Empire is an epic black-and-white silent film that consists of one stationary shot of the Empire State Building taken from the forty-fourth floor of the Time-Life Building in midtown Manhattan. Without characters or a traditional narrative, the work’s aesthetic objective is to explore the passage of time.
The avant-garde filmmaker Jonas Mekas served as Warhol’s cameraman for Empire, which was made from standard twelve-hundred-foot rolls of 16mm film. A flash of light marks the end of each roll, establishing a sense of time as the film unfolds over eight-plus hours. Warhol envisioned a novel connection between viewer and film with Empire and other of his silent film works, which are often lengthy and unedited. Many were intended to be a part of a larger environment that may have included a live musical performance or an elaborate light show. There is a distinct connection between Empire and Warhol’s famous silkscreen paintings: they share rough edges, the repetition of images, and an overt acknowledgment of their materials and the process of their making. In 2004 Empire was added to the United States’ National Film Registry in recognition of its cultural significance.
Publication excerpt from MoMA Highlights: 375 Works from The Museum of Modern Art, New York (New York: The Museum of Modern Art, 2019)

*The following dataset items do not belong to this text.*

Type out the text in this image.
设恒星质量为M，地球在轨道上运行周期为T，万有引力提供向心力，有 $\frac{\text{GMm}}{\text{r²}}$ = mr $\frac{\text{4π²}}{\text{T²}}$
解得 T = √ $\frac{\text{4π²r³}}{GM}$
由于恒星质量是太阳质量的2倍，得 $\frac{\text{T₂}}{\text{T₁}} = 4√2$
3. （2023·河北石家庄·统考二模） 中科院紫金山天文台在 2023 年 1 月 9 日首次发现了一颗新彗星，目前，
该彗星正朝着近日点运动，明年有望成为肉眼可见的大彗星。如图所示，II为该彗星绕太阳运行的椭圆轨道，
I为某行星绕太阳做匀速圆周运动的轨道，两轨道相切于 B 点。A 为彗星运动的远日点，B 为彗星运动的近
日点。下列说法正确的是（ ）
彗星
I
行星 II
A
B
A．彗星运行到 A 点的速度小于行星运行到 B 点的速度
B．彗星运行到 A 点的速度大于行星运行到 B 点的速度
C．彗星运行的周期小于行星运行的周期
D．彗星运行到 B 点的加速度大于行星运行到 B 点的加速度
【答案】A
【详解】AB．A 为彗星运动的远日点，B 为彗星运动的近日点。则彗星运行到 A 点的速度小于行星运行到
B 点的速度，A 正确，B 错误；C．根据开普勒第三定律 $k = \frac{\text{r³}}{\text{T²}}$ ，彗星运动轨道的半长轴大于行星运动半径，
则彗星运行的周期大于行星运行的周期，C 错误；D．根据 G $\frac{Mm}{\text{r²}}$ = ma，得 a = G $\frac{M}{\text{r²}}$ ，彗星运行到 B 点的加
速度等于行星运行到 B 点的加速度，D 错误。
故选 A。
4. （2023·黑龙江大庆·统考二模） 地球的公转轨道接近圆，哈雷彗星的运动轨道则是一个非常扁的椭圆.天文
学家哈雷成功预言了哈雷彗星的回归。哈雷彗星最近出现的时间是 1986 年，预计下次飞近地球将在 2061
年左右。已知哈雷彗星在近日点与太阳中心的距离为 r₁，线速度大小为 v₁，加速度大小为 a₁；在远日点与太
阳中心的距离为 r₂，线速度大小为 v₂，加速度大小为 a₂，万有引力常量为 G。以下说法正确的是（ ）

Empire consists of a single stationary shot of the Empire State Building filmed from 8:06 p.m. to 2:42 a.m., July 25–26, 1964. The eight-hour, five-minute film, which is typically shown in a theater, lacks a traditional narrative or characters. The passage from daylight to darkness becomes the film’s narrative, while the protagonist is the iconic building that was (and is again) the tallest in New York City. Warhol lengthened Empire's running time by projecting the film at a speed of sixteen frames per second, slower than its shooting speed of twenty-four frames per second, thus making the progression to darkness almost imperceptible. Non-events such as a blinking light at the top of a neighboring building mark the passage of time. According to Warhol, the point of this film—perhaps his most famous and influential cinematic work—is to "see time go by."
The work on view is a two hour, twenty-four minute excerpt. The film will be screened in its entirety in the Museum theaters during the run of this exhibition.
Gallery label from Out of Time: A Contemporary View, August 30, 2006–April 9, 2007.
Empire consists of one stationary shot of the Empire State Building taken from the forty-fourth floor of the Time-Life Building. Jonas Mekas served as cameraman. The shot was filmed from 8:06 p.m. to 2:42 a.m. on July 25-26, 1964. Empire consists of a number of one-hundred-foot rolls of film, each separated from the next by a flash of light. Each segment of film constitutes a piece of time. Warhol's clear delineation of the individual segments of film can be likened to the serial repetition of images in his silkscreen paintings, which also acknowledge their process and materials.
Warhol conceived a new relationship of the viewer to film in Empire and other early works, which are silent, explore perception, and establish a new sense of cinematic time. With their disengagement, lack of editing, and lengthy nonevents, these films were intended to be part of a larger environment. They also parody the goals of his avant-garde contemporaries who sought to convey the human psyche through film or used the medium as metaphor.